SDN 25 SANTI KOTA BIMA IKUT MEMERIAHKAN PAWAI RIMPU DALAM RANGKA HUT KOTA BIMA

Hari Minggu Kemarin seluruh elemen masyarakat Kota Bima Ikut ambil bagian dalam kegiatan Pawai Rimpu yang dilaksanakan oleh pemerintah Kota Bima dalam Rangka Menyambut Hari Jadi Kota Bima, Alhamdullilah Antusias Masyarakat Kota Bima baik dari masyarakat umum maupun dari instansi-instansi semua ikut ambil bagian dalam acara Pawai rimpu tersebut

Penelitian ini menjelaskkan tentang tradisi pemakaian Rimpu. Dalam hal ini objek penelitian difokuskan di Desa Rato, Kec. Lambu, Kab. Bima, Prov. Nusa Tenggara Barat (NTB). Secara umum, penelitian ini meneliti tentang konteks sosiologis historis seperti apakah yang melatar belakangi adanya Rimpu tradisi berbusana di kalangan perempuan Bima dan bagaimana dinamika penggunaan Rimpu ditengah globalisasi busana serta apa makna Rimpu masa dulu dan makna Rimpu masa kini di kalangan perempuan Bima yang ada di Desa Rato. Dalam penelitian ini, penulis menggunakan metode kualitatif deskriptif-analitik kualitatif dengan pendekatan etnografi. Sedangkan metode yang digunakan dalam mengumpulkan data yaitu dengan metode observasi, dokumentasi, dan wawancara. Selain itu penulis juga menggunakan teori “Sociology of Knowledge” oleh Karl Mannheim untuk menelaah dan menganalisa makna konteks sosiologi historis seperti apakah yang melatar belakangi Rimpu tradisi berbusana dikalangan perempuan Bima di Desa Rato. Makna tersebut meliputi makna obyektif, ekspresif, dan documenter. Hasil penelitian ini menunjukan bahwa Sebelum istilah Rimpu, masyarakat Bima mengenal istilah sanggentu (menggulungkan sarung sampai kedada) untuk perempuan dan katente (menggulungkan sarung sampai ke pinggang) untuk laki-laki yang sampai sekarang masih digunakan dalam keseharian masyarakat Bima Rimpu pertama kali diperkenalkan setelah masuknya Islam di Kesultanan Bima, sebagai bentuk pengejewantahan ajaran Islam dalam menutup aurat bagi setiap wanita muslimah. Tradisi Rimpu lahir dari perjumpaan antara ajaran agama Islam dengan budaya lokal masyarakat setempat. Sesuai penggunaanya, Rimpu bagi perempuan Bima dibedakan sesuai status. Bagi remaja/gadis memakai Rimpu Mpida yang artinya seluruh anggota badan terselubung kain sarung dan hanya mata yang di biarkan terbuka, Rimpu Mpida juga bisa di bilang cadar ala perempuan Bima. Sedangkan bagi kaum perempuan yang sudah bersuami memakai Rimpu Colo. Dimana bagian muka semua terbuka. Keberadaan Rimpu sudah jarang di gunakan lagi oleh masyarakat Bima pada umumnya karena menurut mereka Rimpu adalah budaya lama yang harus diganti dengan budaya baru yang lebih modern dan modis.

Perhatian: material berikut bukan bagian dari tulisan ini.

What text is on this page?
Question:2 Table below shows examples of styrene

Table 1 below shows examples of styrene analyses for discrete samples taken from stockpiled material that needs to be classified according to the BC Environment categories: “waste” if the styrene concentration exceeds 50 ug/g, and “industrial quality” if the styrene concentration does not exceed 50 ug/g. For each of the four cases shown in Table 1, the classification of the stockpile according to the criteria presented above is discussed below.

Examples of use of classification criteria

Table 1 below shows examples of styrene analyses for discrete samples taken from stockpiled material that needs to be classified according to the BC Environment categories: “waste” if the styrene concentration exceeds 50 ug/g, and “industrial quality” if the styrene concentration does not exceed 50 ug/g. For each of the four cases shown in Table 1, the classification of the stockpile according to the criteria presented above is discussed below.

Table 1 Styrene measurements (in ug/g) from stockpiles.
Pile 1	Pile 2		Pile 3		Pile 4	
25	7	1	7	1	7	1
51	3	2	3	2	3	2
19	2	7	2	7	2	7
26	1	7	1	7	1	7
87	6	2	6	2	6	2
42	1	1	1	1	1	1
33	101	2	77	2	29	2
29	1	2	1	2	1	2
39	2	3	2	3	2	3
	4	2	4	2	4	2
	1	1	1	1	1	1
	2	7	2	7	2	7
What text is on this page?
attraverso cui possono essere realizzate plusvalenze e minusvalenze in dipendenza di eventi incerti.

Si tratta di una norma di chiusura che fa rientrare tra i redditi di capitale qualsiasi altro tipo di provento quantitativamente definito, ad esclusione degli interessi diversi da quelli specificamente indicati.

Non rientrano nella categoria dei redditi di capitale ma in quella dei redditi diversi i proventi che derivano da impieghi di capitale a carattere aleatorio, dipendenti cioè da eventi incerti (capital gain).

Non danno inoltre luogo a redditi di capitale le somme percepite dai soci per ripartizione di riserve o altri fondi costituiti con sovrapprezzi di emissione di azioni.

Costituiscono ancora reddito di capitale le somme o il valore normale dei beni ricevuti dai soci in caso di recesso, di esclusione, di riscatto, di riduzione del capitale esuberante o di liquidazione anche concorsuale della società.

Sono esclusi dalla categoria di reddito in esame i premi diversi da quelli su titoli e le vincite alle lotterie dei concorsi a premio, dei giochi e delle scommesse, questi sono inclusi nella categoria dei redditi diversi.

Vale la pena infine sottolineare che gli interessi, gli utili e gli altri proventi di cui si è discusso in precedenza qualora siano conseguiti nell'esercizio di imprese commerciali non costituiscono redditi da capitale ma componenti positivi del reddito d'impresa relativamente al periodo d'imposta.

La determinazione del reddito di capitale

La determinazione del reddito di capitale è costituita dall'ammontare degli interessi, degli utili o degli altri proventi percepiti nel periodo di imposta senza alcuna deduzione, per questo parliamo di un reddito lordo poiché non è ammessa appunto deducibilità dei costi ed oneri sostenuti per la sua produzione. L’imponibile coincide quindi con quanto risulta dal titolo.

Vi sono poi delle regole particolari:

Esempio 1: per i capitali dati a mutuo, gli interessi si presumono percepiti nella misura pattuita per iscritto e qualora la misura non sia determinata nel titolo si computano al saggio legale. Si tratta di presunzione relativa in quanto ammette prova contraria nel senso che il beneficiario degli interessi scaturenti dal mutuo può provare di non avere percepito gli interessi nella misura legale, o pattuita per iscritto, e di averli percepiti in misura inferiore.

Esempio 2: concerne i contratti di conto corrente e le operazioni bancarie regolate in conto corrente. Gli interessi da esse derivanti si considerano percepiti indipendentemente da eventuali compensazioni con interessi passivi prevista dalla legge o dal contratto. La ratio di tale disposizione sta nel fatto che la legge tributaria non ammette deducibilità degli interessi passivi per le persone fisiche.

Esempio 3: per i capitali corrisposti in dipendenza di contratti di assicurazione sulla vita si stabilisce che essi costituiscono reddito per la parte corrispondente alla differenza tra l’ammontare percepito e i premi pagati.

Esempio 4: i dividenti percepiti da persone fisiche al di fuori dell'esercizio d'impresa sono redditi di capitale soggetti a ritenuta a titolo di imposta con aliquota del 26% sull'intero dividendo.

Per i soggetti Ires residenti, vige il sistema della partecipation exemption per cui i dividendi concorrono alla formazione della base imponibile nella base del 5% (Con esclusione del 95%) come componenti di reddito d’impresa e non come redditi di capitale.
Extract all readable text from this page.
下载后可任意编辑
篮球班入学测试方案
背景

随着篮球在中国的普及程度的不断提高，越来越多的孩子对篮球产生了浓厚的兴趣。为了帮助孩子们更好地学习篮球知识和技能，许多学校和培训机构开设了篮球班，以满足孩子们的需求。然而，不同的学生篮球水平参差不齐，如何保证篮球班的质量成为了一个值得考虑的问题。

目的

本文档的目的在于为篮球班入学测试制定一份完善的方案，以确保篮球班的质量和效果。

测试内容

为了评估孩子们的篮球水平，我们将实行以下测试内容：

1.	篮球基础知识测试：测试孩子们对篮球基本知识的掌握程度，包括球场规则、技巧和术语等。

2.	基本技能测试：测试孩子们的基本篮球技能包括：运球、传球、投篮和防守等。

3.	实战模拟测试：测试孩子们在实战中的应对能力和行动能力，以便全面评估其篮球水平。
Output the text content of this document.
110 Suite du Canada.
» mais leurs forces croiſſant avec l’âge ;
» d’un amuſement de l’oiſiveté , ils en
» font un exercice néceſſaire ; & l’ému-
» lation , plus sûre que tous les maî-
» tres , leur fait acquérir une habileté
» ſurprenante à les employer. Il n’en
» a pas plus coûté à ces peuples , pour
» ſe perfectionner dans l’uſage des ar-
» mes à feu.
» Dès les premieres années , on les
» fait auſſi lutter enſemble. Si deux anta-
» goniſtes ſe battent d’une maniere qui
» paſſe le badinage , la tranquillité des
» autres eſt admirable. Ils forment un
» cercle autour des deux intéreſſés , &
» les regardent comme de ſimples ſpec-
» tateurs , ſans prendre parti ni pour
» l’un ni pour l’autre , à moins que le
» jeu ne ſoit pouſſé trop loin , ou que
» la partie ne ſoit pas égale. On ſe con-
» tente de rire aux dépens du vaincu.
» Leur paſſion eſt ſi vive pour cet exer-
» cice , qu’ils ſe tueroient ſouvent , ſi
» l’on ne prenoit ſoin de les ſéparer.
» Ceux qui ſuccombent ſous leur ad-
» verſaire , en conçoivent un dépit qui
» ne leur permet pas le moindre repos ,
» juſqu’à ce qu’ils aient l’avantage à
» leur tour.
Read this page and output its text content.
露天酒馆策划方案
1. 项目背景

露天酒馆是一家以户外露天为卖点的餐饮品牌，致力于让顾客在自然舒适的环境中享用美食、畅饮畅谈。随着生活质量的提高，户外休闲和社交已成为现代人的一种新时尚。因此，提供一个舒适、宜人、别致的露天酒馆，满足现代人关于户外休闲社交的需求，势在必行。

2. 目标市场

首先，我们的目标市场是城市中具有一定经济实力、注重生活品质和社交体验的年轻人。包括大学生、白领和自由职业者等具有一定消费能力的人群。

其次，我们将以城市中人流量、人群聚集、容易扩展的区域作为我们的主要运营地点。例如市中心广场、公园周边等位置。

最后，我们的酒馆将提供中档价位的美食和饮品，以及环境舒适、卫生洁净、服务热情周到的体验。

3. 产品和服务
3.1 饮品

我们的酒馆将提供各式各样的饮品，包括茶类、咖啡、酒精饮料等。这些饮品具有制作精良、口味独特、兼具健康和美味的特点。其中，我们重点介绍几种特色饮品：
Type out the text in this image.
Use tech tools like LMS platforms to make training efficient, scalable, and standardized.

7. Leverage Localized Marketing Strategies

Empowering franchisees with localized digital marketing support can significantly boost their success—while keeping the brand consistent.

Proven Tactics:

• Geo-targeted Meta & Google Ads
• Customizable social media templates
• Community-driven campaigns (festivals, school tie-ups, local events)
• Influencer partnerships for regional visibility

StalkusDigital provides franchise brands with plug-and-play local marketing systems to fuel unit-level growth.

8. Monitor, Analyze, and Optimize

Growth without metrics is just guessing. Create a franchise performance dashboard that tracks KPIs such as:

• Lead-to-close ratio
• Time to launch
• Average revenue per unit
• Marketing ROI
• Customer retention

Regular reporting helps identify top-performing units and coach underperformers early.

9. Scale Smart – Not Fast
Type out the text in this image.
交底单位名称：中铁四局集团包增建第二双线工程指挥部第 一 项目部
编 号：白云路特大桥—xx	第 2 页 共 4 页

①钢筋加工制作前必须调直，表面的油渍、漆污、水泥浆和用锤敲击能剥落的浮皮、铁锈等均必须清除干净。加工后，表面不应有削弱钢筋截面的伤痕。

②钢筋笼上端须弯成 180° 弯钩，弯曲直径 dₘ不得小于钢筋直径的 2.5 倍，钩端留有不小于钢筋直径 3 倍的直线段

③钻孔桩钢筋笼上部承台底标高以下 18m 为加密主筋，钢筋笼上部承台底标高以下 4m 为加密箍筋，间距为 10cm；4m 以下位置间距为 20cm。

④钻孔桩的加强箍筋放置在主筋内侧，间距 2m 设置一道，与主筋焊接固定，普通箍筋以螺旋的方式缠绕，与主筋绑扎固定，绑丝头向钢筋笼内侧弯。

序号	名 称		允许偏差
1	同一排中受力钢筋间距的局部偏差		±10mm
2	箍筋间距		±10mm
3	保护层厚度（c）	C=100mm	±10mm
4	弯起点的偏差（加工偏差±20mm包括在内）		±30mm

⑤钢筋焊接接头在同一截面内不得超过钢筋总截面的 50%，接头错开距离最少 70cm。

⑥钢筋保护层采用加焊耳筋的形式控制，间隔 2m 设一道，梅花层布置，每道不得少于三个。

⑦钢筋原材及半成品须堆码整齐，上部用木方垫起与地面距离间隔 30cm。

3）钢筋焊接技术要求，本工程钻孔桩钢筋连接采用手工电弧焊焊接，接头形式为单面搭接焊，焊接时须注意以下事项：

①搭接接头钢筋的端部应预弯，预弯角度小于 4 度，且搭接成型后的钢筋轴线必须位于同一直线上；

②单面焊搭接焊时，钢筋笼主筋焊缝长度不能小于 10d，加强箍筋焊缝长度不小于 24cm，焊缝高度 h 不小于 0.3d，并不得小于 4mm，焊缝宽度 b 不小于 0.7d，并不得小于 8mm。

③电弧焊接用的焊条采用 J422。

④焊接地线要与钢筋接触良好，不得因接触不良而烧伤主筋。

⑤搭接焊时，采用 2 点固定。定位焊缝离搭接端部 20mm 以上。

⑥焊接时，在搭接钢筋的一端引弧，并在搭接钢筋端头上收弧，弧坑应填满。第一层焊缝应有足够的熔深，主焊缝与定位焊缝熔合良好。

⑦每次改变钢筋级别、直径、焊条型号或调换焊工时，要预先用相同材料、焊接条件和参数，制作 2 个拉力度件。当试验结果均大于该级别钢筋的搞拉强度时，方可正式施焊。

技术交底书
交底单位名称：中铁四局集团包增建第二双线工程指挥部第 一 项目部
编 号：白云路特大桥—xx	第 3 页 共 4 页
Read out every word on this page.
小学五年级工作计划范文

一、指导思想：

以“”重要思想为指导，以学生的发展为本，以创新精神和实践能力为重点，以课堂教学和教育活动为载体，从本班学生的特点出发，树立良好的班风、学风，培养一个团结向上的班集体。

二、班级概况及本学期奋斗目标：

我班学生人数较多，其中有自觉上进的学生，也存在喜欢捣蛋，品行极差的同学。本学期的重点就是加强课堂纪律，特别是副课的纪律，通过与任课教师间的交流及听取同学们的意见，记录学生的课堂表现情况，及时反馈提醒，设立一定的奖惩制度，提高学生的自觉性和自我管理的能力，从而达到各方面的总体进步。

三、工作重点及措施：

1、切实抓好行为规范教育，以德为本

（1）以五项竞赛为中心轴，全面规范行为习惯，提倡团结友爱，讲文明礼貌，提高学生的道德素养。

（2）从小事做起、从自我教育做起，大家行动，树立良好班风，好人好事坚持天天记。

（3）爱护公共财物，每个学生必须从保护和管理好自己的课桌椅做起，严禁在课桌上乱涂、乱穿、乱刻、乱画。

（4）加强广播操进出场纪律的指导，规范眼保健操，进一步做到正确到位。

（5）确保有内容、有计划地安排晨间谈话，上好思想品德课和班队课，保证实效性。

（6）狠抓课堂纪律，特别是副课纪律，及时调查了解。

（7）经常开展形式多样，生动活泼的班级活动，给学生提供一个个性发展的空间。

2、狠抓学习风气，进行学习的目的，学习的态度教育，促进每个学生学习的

SDN 25 Santi Kota Bima Pun turut ambil bagian dalam acara pawai tersebut seluruh guru ikut dalam pawai tersebut baik guru maupun tenaga kependidikannya semua kompak dalam kegiatan tersebut dan semuanya menggunakan kostum Rimpu untuk yang perempuan dan saremba tembe untuk yang laki-laki sarung yang digunakan adalah sarung yang diberinama tembe nggoli, salungka, masarai dan sebagainya. sarung ini merupakan sarung khas Bima yang merupakan kerajinan dari orang bima asli.

Semu guru dan pegawai SDN 25 Santi Kota Bima sangat bergembira ria ikut dalam pawai tersebut Ibu NURFARIDA, S.Pd Selaku Kepala SDN 25 Santi Kota Bima mengatakan cukup puas dengan acara ini karna semua teman-teman guru dapat ikut memeriahkan pawai Rimpu ini dengan adanya acara seperti ini diharapkan dapat melestarikan budaya Bima dan dapat mengangkat UKM khususnya untuk  usaha kecil tenun seperti ini

kegiatan ini perlu terus dilakukan selain untuk meningkatkan daya jual UKM tenun juga dapat meperkenalkan Budaya, Adat dan Kerajinan daerah  Bima didunia yang lebis Nasional bahkan Internasional.